Their attire was identical to the rough-spun, functional clothing Thomas now found himself wearing.
"Nothing tastes quite like home, does it?" Oliver took a deep, theatrical breath as Becky crossed the threshold into the town, as if the air within the walls was fundamentally sweeter than the air in the wilderness.
Thomas wasn't listening. He was too busy being a witness to a world that shouldn't exist. Now that Becky was travelling at a walking pace, the world came into high-definition focus.
The buildings possessed a rustic, old-world charm that reminded him of the countryside architecture of Europe, perhaps in the late 1800s. But it was the people who truly rattled his sense of reality.
The fashion was a jarring collision of eras. He saw men in tight-fitting leather jackets and long, hooded coats.
Beneath their outerwear, they wore vests identical to his own, bristling with pockets of every conceivable shape and size. Some sported elegant scarves and tall, antiquated hats, while many walked with heavy wooden canes that they used with a certain rhythmic authority.
Thomas searched the crowd for the one thing that would make sense of this scene: firearms. If he saw a pistol or a rifle, he could categorize this as a perfect, large-scale nineteenth-century reenactment. But there were no guns. No holsters. No barrels glinting in the orange sun.
The women added to the temporal confusion, wearing elaborate gowns with high collars and bustles that screamed Victorian England.
"I came back in time... damn it," Thomas whispered to himself, his heart sinking. "Is this dream set in the nineteenth century?"
The theory felt solid until he remembered the face in the mirror. He had never looked like that teenager. He had no memory of ever possessing that jawline or those eyes.
Every sensory input told him this was real—the smell of the dust, the chill of the breeze, the vibration of the seat—yet every logical thread told him it was impossible.
"But... there were no superheroes in the 1800s," he argued with himself silently, his mind a battlefield of conflicting evidence. "And the early internal combustion engines never produced something as massive and structurally unsound as Becky. The physics are wrong. The history is wrong."
He remained silent, his eyes darting between the gothic and steampunk-inspired residents.
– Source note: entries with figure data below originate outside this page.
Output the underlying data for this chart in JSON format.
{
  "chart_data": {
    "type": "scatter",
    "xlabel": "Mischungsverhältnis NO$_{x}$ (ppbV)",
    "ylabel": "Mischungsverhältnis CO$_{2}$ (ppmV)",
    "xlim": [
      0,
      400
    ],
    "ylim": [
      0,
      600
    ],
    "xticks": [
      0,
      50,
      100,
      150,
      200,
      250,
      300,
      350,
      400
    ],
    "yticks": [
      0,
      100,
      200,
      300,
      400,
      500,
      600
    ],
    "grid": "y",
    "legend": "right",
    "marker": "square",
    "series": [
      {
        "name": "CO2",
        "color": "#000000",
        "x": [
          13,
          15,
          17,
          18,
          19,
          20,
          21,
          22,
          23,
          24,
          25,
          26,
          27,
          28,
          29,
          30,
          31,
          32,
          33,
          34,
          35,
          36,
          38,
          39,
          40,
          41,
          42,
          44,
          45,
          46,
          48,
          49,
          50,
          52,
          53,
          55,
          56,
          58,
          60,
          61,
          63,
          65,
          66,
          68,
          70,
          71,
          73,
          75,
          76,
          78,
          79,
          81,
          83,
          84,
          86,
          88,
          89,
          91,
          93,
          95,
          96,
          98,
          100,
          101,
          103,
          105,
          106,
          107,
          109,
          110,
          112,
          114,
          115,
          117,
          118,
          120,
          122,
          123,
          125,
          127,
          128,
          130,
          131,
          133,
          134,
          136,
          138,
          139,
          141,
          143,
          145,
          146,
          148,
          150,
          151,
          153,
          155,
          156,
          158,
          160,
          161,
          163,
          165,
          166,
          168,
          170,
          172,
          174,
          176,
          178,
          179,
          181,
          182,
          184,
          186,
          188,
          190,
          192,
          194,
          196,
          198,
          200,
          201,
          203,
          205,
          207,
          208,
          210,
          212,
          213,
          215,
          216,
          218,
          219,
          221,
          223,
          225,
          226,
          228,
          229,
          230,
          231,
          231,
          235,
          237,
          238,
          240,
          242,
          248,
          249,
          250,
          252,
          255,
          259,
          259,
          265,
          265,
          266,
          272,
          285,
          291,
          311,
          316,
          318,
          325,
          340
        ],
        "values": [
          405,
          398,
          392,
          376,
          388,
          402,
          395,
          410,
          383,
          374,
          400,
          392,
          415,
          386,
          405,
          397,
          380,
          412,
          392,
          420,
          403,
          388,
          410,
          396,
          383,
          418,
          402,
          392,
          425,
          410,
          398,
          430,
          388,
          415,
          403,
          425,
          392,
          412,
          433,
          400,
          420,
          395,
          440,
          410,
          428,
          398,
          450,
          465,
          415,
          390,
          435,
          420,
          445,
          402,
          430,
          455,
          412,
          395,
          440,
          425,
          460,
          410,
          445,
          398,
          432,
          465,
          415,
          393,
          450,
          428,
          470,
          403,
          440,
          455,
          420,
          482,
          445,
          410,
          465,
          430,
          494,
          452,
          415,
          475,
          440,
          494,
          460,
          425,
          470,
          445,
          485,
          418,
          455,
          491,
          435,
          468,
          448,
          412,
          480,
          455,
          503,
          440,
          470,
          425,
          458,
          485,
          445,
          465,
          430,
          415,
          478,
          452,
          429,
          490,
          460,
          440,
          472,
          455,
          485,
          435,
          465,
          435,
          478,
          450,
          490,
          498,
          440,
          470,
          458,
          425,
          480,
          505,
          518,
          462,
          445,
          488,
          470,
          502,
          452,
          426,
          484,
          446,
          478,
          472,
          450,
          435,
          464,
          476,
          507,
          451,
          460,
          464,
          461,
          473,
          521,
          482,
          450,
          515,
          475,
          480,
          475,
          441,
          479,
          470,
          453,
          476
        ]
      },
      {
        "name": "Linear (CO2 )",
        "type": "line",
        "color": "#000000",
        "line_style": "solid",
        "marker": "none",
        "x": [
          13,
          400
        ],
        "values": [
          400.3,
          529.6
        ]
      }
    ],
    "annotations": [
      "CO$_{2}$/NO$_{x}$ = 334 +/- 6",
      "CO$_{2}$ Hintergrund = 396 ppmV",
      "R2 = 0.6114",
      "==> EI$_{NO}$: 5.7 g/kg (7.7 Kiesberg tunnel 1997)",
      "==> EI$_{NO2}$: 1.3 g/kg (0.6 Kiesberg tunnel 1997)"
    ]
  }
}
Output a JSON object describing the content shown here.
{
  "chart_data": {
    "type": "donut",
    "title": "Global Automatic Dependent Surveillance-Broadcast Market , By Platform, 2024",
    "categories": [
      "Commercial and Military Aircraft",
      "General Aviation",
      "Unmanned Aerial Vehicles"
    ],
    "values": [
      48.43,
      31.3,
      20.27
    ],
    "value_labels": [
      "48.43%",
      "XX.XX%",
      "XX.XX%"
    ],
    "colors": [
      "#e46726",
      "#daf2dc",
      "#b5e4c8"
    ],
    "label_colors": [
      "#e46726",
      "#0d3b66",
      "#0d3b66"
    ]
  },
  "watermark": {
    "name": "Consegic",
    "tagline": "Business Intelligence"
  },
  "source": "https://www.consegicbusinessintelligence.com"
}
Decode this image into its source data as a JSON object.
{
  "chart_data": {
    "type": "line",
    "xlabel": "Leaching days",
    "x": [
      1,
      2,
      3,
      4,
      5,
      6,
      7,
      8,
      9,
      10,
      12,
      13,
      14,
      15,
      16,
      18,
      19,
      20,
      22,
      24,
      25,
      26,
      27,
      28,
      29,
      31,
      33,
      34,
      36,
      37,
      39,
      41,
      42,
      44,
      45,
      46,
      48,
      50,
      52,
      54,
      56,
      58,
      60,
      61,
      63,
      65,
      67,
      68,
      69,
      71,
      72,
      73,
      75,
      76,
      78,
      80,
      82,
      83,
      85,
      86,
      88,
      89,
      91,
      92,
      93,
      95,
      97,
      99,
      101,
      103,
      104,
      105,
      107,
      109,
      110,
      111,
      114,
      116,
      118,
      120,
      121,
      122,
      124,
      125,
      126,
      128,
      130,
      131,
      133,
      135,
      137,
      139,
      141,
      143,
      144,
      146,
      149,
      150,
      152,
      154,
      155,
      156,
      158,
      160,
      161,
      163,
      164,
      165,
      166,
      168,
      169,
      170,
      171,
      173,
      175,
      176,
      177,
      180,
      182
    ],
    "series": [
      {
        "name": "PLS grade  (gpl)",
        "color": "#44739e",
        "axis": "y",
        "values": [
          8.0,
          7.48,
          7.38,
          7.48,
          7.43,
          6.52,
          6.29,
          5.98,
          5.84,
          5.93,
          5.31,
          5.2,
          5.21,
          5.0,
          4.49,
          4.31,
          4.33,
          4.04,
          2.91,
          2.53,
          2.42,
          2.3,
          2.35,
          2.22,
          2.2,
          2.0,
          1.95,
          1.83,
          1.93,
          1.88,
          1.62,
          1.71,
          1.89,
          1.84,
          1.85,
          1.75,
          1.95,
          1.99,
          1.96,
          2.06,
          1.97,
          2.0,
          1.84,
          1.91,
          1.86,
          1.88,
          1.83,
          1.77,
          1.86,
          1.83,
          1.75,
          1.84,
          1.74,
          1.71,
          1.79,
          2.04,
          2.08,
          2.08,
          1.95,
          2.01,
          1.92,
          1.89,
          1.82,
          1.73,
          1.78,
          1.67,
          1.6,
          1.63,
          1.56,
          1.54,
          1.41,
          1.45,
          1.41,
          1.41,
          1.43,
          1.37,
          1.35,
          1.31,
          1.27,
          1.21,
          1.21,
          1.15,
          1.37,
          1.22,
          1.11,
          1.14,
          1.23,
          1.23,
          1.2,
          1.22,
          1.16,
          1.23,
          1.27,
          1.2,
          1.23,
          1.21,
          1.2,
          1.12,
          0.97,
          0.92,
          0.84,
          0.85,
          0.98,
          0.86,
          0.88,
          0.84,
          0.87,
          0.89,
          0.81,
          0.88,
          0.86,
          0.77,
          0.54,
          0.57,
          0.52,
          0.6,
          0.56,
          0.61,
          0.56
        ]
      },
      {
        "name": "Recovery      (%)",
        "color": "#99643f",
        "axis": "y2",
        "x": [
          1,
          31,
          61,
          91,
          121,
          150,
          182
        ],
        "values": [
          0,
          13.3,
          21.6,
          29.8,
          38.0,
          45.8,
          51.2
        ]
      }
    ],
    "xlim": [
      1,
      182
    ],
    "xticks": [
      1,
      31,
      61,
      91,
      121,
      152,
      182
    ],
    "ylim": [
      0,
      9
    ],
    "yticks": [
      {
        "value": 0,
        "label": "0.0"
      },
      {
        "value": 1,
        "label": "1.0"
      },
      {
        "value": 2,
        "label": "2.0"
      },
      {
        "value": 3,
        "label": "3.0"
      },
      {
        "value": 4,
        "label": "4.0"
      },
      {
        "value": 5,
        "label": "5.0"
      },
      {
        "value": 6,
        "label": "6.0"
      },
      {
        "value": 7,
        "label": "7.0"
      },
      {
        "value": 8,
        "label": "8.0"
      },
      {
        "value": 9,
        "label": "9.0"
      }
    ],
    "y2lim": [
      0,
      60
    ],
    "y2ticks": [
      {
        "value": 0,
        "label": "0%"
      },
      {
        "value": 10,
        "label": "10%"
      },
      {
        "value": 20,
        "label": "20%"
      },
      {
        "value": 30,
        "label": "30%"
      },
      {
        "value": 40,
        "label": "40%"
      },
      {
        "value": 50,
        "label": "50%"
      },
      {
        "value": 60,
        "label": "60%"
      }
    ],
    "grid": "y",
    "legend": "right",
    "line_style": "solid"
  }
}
He saw men who looked like they were ready to engage in a high-noon duel at any second, yet they carried only canes and curious, glowing trinkets. It was a world that had mastered the aesthetic of the past but had fueled it with a future he didn't understand.
As Becky rumbled deeper into the heart of the Dante Settlement, Thomas realised he wasn't just a detective on a case anymore. He was a ghost in a machine he didn't know how to operate, in a time that hadn't happened yet.
As they rumbled deeper into the heart of the settlement, it became clear that Becky was not a unique monstrosity. She was merely one predator in a pack.